The UK Autumn Budget indicates three important changes for the restructuring and insolvency market
Retail sector — business rates relief
In a nutshell: The Government will cut business rates by a third for retail premises up to a rateable value of £51,000. (A property’s rateable value represents the rent for which the property could have been let on a certain date set in law — currently, April 2015.) This measure will be effective for two years from April 2019.
Comment: This reform will alleviate pressure on small retailers — but, of course, the retail sector as a whole is struggling. This will not address the underlying imbalance between bricks and mortar retailers and their online competitors. Not a single M&S, Debenhams or House of Fraser would have been saved by the announcement, as Labour’s shadow business secretary has pointed out.
HMRC as preferential creditor
In a nutshell: HMRC will return to being a preferential creditor in insolvencies, beginning in April 2020. The reform will only apply to taxes collected and held by businesses on behalf of other taxpayers (including VAT, PAYE and employee National Insurance contributions). It will not apply to taxes owed by businesses themselves, such as corporation tax and employer National Insurance contributions.
According to the Chancellor, this reform is “to ensure that tax which has been collected on behalf of HMRC is actually paid to HMRC”. The Treasury says this will ensure that an extra £185m in taxes already paid each year reaches the Government.
Comment: This is a partial reversal of the Enterprise Act 2002, which abolished the Crown’s preferential status. The move is controversial as it effectively increases HMRC’s share of insolvent estates, which will inevitably reduce returns to unsecured creditors (which, on average, are already only 4p/£).
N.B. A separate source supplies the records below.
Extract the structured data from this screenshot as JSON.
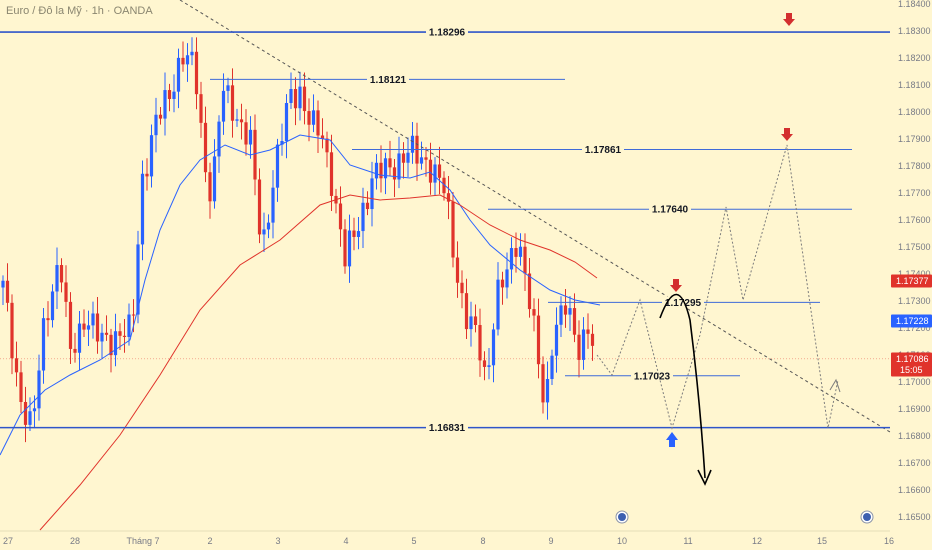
{
  "header": {
    "symbol_line": "Euro / Đô la Mỹ · 1h · OANDA"
  },
  "chart_data": {
    "type": "candlestick",
    "y_axis": {
      "position": "right",
      "range": [
        1.1645,
        1.1843
      ],
      "ticks": [
        "1.18400",
        "1.18300",
        "1.18200",
        "1.18100",
        "1.18000",
        "1.17900",
        "1.17800",
        "1.17700",
        "1.17600",
        "1.17500",
        "1.17400",
        "1.17300",
        "1.17200",
        "1.17100",
        "1.17000",
        "1.16900",
        "1.16800",
        "1.16700",
        "1.16600",
        "1.16500"
      ]
    },
    "x_axis": {
      "ticks": [
        "27",
        "28",
        "Tháng 7",
        "2",
        "3",
        "4",
        "5",
        "8",
        "9",
        "10",
        "11",
        "12",
        "15",
        "16"
      ]
    },
    "levels": [
      {
        "label": "1.18296",
        "value": 1.18296,
        "style": "major"
      },
      {
        "label": "1.18121",
        "value": 1.18121,
        "style": "minor"
      },
      {
        "label": "1.17861",
        "value": 1.17861,
        "style": "minor"
      },
      {
        "label": "1.17640",
        "value": 1.1764,
        "style": "minor"
      },
      {
        "label": "1.17295",
        "value": 1.17295,
        "style": "minor"
      },
      {
        "label": "1.17023",
        "value": 1.17023,
        "style": "minor"
      },
      {
        "label": "1.16831",
        "value": 1.16831,
        "style": "major"
      }
    ],
    "price_tags": [
      {
        "label": "1.17377",
        "value": 1.17377,
        "color": "#e0332b"
      },
      {
        "label": "1.17228",
        "value": 1.17228,
        "color": "#2962ff"
      },
      {
        "label": "1.17086",
        "sub": "15:05",
        "value": 1.17086,
        "color": "#e0332b"
      }
    ],
    "current_price": 1.17086,
    "ema_fast_color": "#2962ff",
    "ema_slow_color": "#e0332b",
    "up_color": "#2962ff",
    "down_color": "#e0332b"
  }
}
This underscores the necessity to accelerate measures to avoid insolvencies in the first place and promote rescue.
Tax abuse and insolvency
In a nutshell: Directors and others involved in tax avoidance, evasion or “phoenixism” will be held jointly and severally liable for company tax liabilities, where there is a risk that the company may deliberately enter insolvency proceedings.
This measure follows the Government’s “discussion document” on tax abuse and insolvency in April 2018, which sought views on how to tackle abuse of the insolvency regime to avoid or evade tax liabilities, including through the use of phoenixism (the practice of carrying on the same business successively through a series of limited liability entities, usually companies, where each becomes insolvent in turn; each time this happens, the insolvent entity’s business, but not its debts, is transferred to a new “phoenix” entity).
This reform will be enacted in the Finance Bill 2019-20. It appears this change will apply across all taxes, in prescribed circumstances.
Comment: The main challenge will be to ensure this measure is sufficiently well-targeted, and with adequate safeguards, to avoid affecting distressed companies that enter into insolvency proceedings for reasons other than an abusive intention to avoid tax.